There are also some clinical certification programs now e.g. MAPS (Certification - MAPS Public Benefit Corporation) and CIIS (Psychedelic Therapy Training Certificate)
Thank you for your reply!
 
I am planning to apply in the spring of 2023. The more I've been thinking about it, though, the more I wonder if I should apply to combined MD PhD programs, given my interest in the application of psychedelics for the treatment of mental health disorders and the field's relative youth/clinical acceptance history.

If this is truly the work I want to do, would I be better off going the MD route or the combined MD & PhD route, in your opinion?

Hi Mackenzie, and welcome to the psychiatry forums!

I am a current medical student. Not a psychiatry resident or attending. Just stating that right off the bat so no one else feels like they need to.

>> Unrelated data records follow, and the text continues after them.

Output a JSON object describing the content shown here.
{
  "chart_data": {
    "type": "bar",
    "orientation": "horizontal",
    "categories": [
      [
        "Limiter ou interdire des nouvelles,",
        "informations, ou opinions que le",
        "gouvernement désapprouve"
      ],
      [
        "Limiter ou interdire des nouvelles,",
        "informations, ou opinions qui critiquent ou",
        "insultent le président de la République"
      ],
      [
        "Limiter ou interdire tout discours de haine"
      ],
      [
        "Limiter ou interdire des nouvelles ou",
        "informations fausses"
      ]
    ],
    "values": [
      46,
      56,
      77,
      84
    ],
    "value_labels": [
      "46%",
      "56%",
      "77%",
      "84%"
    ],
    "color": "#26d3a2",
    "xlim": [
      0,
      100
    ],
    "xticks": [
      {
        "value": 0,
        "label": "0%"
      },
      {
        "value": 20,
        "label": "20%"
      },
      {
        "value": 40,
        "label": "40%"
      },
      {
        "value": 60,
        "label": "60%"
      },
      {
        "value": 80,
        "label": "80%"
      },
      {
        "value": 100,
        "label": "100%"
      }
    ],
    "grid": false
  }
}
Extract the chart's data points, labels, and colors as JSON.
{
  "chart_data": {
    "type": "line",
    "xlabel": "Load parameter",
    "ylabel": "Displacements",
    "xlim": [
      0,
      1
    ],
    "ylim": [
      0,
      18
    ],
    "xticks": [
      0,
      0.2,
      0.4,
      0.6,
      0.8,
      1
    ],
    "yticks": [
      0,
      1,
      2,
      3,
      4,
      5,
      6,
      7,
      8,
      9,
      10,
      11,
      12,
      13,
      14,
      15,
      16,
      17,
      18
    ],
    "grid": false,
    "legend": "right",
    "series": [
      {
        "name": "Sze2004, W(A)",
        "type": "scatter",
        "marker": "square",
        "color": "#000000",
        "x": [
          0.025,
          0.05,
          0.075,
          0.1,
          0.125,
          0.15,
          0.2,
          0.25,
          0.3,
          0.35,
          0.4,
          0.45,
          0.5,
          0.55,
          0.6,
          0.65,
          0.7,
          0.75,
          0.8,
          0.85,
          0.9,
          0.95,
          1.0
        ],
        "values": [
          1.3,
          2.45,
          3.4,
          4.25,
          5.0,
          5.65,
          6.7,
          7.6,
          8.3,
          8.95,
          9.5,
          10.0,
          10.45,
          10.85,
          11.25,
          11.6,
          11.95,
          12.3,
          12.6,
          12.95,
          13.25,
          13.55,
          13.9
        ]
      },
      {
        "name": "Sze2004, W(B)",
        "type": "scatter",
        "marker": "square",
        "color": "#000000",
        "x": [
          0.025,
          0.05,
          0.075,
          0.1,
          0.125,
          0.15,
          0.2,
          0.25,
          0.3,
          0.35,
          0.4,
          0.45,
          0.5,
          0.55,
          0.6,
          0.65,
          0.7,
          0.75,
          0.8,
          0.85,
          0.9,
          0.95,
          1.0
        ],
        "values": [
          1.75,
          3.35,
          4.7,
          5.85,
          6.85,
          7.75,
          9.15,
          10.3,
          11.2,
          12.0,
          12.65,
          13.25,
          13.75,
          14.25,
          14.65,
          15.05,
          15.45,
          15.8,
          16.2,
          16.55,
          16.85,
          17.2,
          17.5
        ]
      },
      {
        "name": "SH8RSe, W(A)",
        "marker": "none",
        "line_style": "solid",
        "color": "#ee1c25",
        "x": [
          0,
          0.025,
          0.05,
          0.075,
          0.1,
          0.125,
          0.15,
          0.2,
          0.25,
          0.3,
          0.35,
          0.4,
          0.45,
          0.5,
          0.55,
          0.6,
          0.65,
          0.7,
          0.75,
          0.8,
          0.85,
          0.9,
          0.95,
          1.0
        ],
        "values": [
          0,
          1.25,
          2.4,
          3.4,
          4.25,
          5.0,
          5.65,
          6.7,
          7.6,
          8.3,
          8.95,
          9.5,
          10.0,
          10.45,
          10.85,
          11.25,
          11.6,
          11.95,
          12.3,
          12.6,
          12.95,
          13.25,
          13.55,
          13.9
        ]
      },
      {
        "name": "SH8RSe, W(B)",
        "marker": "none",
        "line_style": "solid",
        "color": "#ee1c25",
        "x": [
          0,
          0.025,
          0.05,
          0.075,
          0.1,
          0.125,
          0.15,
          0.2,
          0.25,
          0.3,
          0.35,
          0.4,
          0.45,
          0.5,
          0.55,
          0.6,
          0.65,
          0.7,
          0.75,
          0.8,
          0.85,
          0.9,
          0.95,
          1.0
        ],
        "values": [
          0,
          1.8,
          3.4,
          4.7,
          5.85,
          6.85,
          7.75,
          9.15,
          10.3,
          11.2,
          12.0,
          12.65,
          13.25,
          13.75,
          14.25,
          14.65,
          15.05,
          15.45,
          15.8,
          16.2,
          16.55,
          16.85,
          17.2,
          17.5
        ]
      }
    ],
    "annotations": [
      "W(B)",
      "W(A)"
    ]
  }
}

It depends on your personal goals and what you want to do. If you want to be a researcher first and foremost, then it may be worth it to do the MD/PhD. If you want to practice clinical medicine and do some of these treatments, do not feel like you need to do a PhD just because this area is in its infancy. You can also be involved in research without the PhD.

Is it really worth it to you to do 2 years of med school, then 4 (+/-) years of research for the PhD, then finish the last two years of med school THEN do a 4 year psych residency +/- a fellowship. That is a long road and I personally would never do it but it may be worth it to some who really want to make research their career. You're 29 now so you'd be ~41 when you finished and started practicing. Think long and hard about what your goals are before you commit to this. Hell, I'd think long and hard before you commit to just doing the MD.